Danika had never been organized enough to keep such things, let alone put them in a folder. She either deleted them right away or let them rot in her inbox, unanswered.
It was enough of an anomaly that Bryce clicked on it and found a list of folders within. Including one titled Bryce.
A file with her name on it. Hidden in another file. Exactly as Bryce had hidden her own job applications on this computer.
“What is that?” Lehabah whispered at her shoulder.
Bryce opened the file. “I don’t know. I never sent invites to her work address.”
The folder contained a single photo.
“Why does she have a picture of her old jacket?” Lehabah asked. “Was she going to sell it?”
Bryce stared and stared at the image. Then she moved, logging out of the account before running up the stairs to the showroom, where she grabbed the leather jacket from her chair.
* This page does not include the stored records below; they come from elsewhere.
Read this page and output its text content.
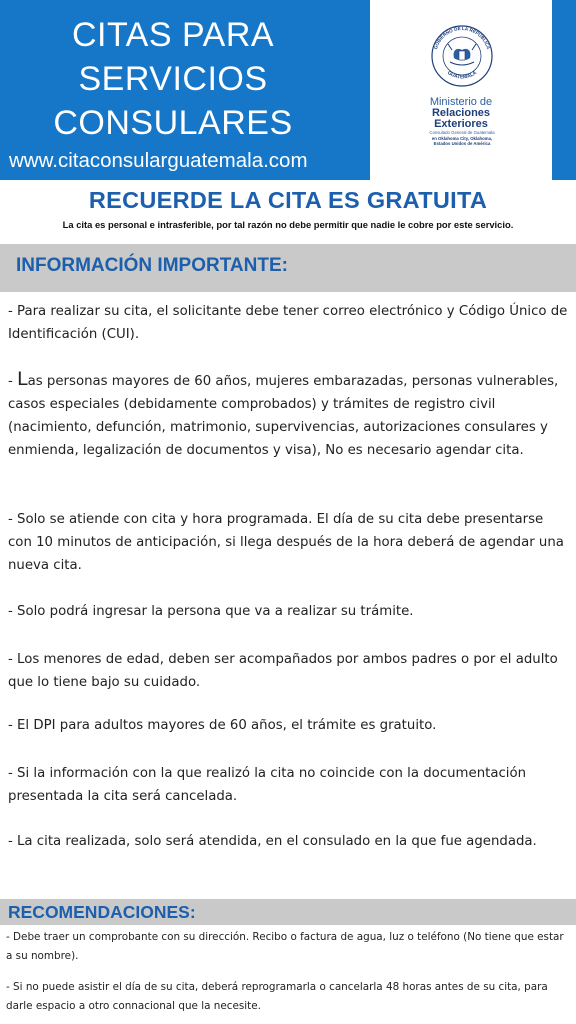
CITAS PARA
SERVICIOS
CONSULARES
www.citaconsularguatemala.com
GOBIERNO DE LA REPÚBLICA
GUATEMALA
Ministerio de
Relaciones
Exteriores
Consulado General de Guatemala
en Oklahoma City, Oklahoma,
Estados Unidos de América
RECUERDE LA CITA ES GRATUITA
La cita es personal e intrasferible, por tal razón no debe permitir que nadie le cobre por este servicio.
INFORMACIÓN IMPORTANTE:
- Para realizar su cita, el solicitante debe tener correo electrónico y Código Único de Identificación (CUI).
- Las personas mayores de 60 años, mujeres embarazadas, personas vulnerables, casos especiales (debidamente comprobados) y trámites de registro civil (nacimiento, defunción, matrimonio, supervivencias, autorizaciones consulares y enmienda, legalización de documentos y visa), No es necesario agendar cita.
- Solo se atiende con cita y hora programada. El día de su cita debe presentarse con 10 minutos de anticipación, si llega después de la hora deberá de agendar una nueva cita.
- Solo podrá ingresar la persona que va a realizar su trámite.
- Los menores de edad, deben ser acompañados por ambos padres o por el adulto que lo tiene bajo su cuidado.
- El DPI para adultos mayores de 60 años, el trámite es gratuito.
- Si la información con la que realizó la cita no coincide con la documentación presentada la cita será cancelada.
- La cita realizada, solo será atendida, en el consulado en la que fue agendada.
RECOMENDACIONES:
- Debe traer un comprobante con su dirección. Recibo o factura de agua, luz o teléfono (No tiene que estar a su nombre).
- Si no puede asistir el día de su cita, deberá reprogramarla o cancelarla 48 horas antes de su cita, para darle espacio a otro connacional que la necesite.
“It was a clue,” she said breathlessly to Lehabah as she flew back down the stairs, fingers running and pawing over every seam of the jacket. “The photo is a fucking clue—”
Something hard snagged her fingers. A lump. Right along the vertical line of the L in love.
“Through love, all is possible,” Bryce whispered, and grabbed a pair of scissors from the cup on the table. Danika had even tattooed the hint on Bryce’s fucking back, for fuck’s sake. Lehabah peered over her shoulder as Bryce cut into the leather.
A small, thin metal rectangle fell onto the table. A flash drive.
“Why would she hide that in her coat?” Lehabah asked, but Bryce was already moving again, hands shaking as she fitted the drive into the slot on her laptop.
Three unmarked videos lay within.
She opened the first video. She and Lehabah watched in silence.
Lehabah’s whisper filled the library, even over the scratching of the nøkk.
“Gods spare us.”
64
Hunt had managed to get out of bed and prove himself alive enough that Ruhn Danaan had finally left. He had no doubt the Fae Prince had called his cousin to inform her, but it didn’t matter: Bryce was home in fifteen minutes.
Her face was white as death, so ashen that her freckles stood out like splattered blood. No sign of anything else amiss, not one thread on her black dress out of place.
“What.” He was instantly at the door, wincing as he surged from where he’d been on the couch watching the evening news coverage of Rigelus, Bright Hand of the Asteri, giving a pretty speech about the rebel conflict in Pangera. It’d be another day or two before he could walk without pain. Another several weeks until his wings grew back. A few days after that until he could test out flying. Tomorrow, probably, the insufferable itching would begin.
He remembered every miserable second from the first time he’d had his wings cut off. All the surviving Fallen had endured it. Along with the insult of having their wings displayed in the crystal palace of the Asteri as trophies and warnings.
But she first asked, “How are you feeling?”
“Fine.” Lie. Syrinx pranced at his feet, showering his hand with kisses. “What’s wrong?”
Bryce wordlessly closed the door. Shut the curtains. Yanked out her phone from her jacket pocket, pulled up an email—from herself to herself—and clicked on an attached file. “Danika had a flash drive hidden in the lining of her jacket,” Bryce said, voice shaking, and led him back to the couch, helping him to sit as the video loaded. Syrinx leapt onto the cushions, curling up beside him. Bryce sat on his other side, so close their thighs pressed together. She didn’t seem to notice. After a heartbeat, Hunt didn’t, either.
It was grainy, soundless footage of a padded cell.
At the bottom of the video, a ticker read: Artificial Amplification for Power Dysfunction, Test Subject 7.
A too-thin human female sat in the room in a med-gown. “What the fuck is this?” Hunt asked. But he already knew.